El evangelio propuesto por la liturgia del día nos cuenta la aparición de Cristo resucitado a los discípulos. Al saludo de paz del Señor, los discípulos, en vez de alegrase, se quedan “llenos de miedo por la sorpresa, y creían ver un fantasma” (Lc 24, 37). Jesús intenta hacerles ver que es verdad lo que ven, los invita a tocar su cuerpo (cfr Lc 24, 39) y a que le den algo de comer (cfr Lc 24, 41). Los quiere conducir a la alegría de la resurrección, a la alegría de su presencia entre ellos. Pero los discípulos “no acababan de creerlo a causa de la alegría y estaban asombrados” (Lc 24, 41); no creían, no podían creer, porque tenían miedo a la alegría.
Esta es una enfermedad de los cristianos: tenemos miedo a la alegría. Es mejor pensar: “Sí, sí, Dios existe, pero está allá lejos; y Jesús ha resucitado, pero está allá…”, un poco de distancia. Tenemos miedo de la cercanía de Jesús, porque eso nos da alegría. Y así se explican tantos cristianos de funeral, cuya vida parece un continuo funeral. Prefieren la tristeza a la alegría. Se mueven mejor, no a la luz de la alegría, sino en la sombra, como esos animales que solo logran salir de noche, pero no a la luz del día, porque no ven nada, como los murciélagos. Con un poco de sentido del humor, podemos decir que hay cristianos murciélagos que prefieren las sombras a la luz de la presencia del Señor.

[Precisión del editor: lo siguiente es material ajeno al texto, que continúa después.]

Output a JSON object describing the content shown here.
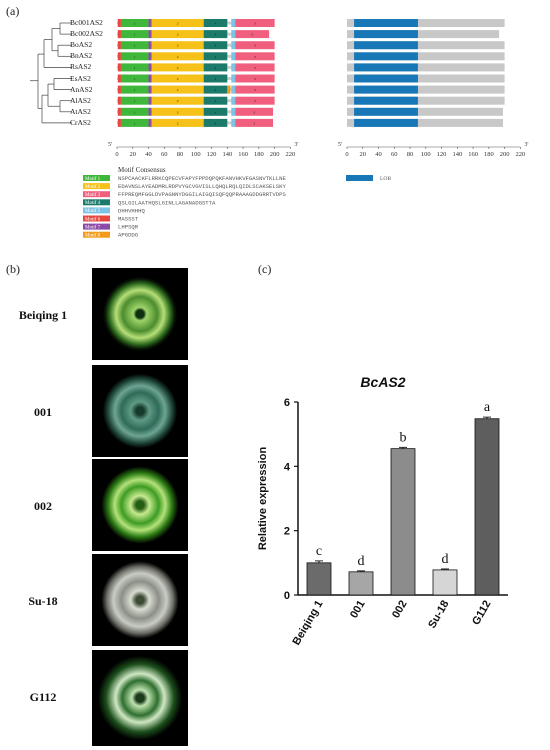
{
  "panel_a": {
    "label": "(a)",
    "genes": [
      "Bc001AS2",
      "Bc002AS2",
      "BoAS2",
      "BnAS2",
      "RsAS2",
      "EsAS2",
      "AnAS2",
      "AlAS2",
      "AtAS2",
      "CrAS2"
    ],
    "axis_ticks": [
      "0",
      "20",
      "40",
      "60",
      "80",
      "100",
      "120",
      "140",
      "160",
      "180",
      "200",
      "220"
    ],
    "end_left": "5'",
    "end_right": "3'",
    "legend_title": "Motif Consensus",
    "motifs": [
      {
        "name": "Motif 1",
        "color": "#3fb73a",
        "seq": "NSPCAACKFLRRKCQPECVFAPYFPPDQPQKFANVHKVFGASNVTKLLNE"
      },
      {
        "name": "Motif 2",
        "color": "#f6c21a",
        "seq": "EDAVNSLAYEADMRLRDPVYGCVGVISLLQHQLRQLQIDLSCAKSELSKY"
      },
      {
        "name": "Motif 3",
        "color": "#f0607e",
        "seq": "FFPREQMFGGLDVPAGNNYDGGILAIGQISQFQQPRAAAGDDGRRTVDPS"
      },
      {
        "name": "Motif 4",
        "color": "#1c7a6b",
        "seq": "QSLGILAATHQSLGINLLAGANADGSTTA"
      },
      {
        "name": "Motif 5",
        "color": "#7ec3e4",
        "seq": "DHHVHHHQ"
      },
      {
        "name": "Motif 6",
        "color": "#e7473d",
        "seq": "MASSST"
      },
      {
        "name": "Motif 7",
        "color": "#8d4aa6",
        "seq": "LHPSQR"
      },
      {
        "name": "Motif 8",
        "color": "#f49a1a",
        "seq": "APGDDG"
      }
    ],
    "lob_label": "LOB",
    "lob_color": "#1877b7"
  },
  "panel_b": {
    "label": "(b)",
    "samples": [
      "Beiqing 1",
      "001",
      "002",
      "Su-18",
      "G112"
    ]
  },
  "panel_c": {
    "label": "(c)"
  },
  "chart_data": {
    "type": "bar",
    "title": "BcAS2",
    "ylabel": "Relative expression",
    "xlabel": "",
    "categories": [
      "Beiqing 1",
      "001",
      "002",
      "Su-18",
      "G112"
    ],
    "values": [
      1.0,
      0.72,
      4.55,
      0.78,
      5.48
    ],
    "errors": [
      0.06,
      0.03,
      0.04,
      0.03,
      0.05
    ],
    "letters": [
      "c",
      "d",
      "b",
      "d",
      "a"
    ],
    "colors": [
      "#6b6b6b",
      "#a6a6a6",
      "#8c8c8c",
      "#d6d6d6",
      "#5e5e5e"
    ],
    "ylim": [
      0,
      6
    ],
    "yticks": [
      0,
      2,
      4,
      6
    ],
    "grid": false
  }
}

Pero Jesús, con su resurrección, nos da la alegría: la alegría de ser cristianos; la alegría de seguirlo de cerca; la alegría de ir por el camino de las Bienaventuranzas, la alegría de estar con Él. Sin embargo nosotros, tantas veces, o estamos asombrados cuando nos viene esa alegría (cfr Lc 24, 41), o llenos de miedo o creemos ver un fantasma (cfr Lc 24, 37), o pensamos que Jesús es un modo de actuar: “Como somos cristianos, tenemos que actuar así”. ¿Y dónde está Jesús? “No, Jesús está en el Cielo”. ¿Tú hablas con Jesús? ¿Tú le dices a Jesús: Yo creo que Tú vives, que has resucitado, que estás cerca de mí, que no me abandonas? La vida cristiana tiene que ser eso: un diálogo con el Señor, porque —y esto es verdad— Jesús siempre está con nosotros, está siempre con nuestros problemas, con nuestras dificultades, con nuestras buenas obras.

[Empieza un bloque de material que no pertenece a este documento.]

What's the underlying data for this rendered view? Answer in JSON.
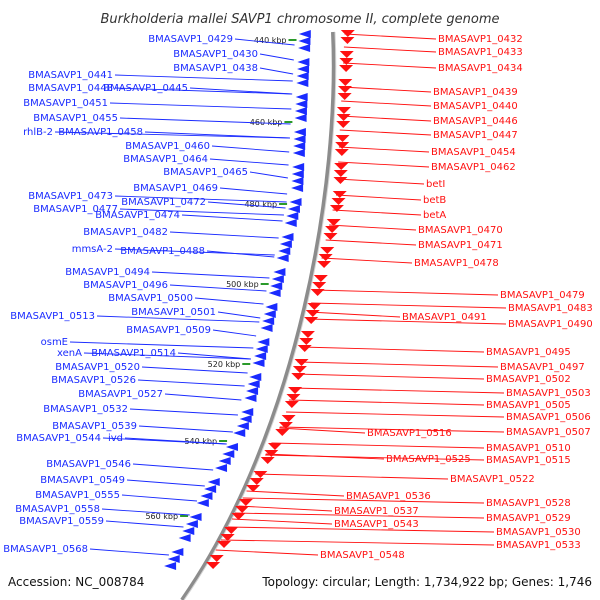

¡Cuántas veces los cristianos no estamos alegres porque tenemos miedo! Cristianos que parecen derrotados por la cruz. En mi tierra hay un dicho: “Si uno se quema con leche hirviendo, cuando ve a la vaca, llora”. Y esos se quemaron con el drama de la cruz y dicen: “No, quedémonos aquí; Él está en el Cielo. Ha resucitado, ¡pues muy bien!, pero que non venga otra vez, por favor”.
Pidamos al Señor que haga con nosotros lo que hizo con los discípulos, que tenían miedo a la alegría: “Y, entonces, abrió sus inteligencias para que comprendieran las Escrituras” (Lc 24, 45); que abra nuestra mente y nos haga entender que Él es una realidad viva, que tiene cuerpo, que está con nosotros, que nos acompaña y que ha vencido. Pidamos al Señor la gracia de no tener miedo a la alegría.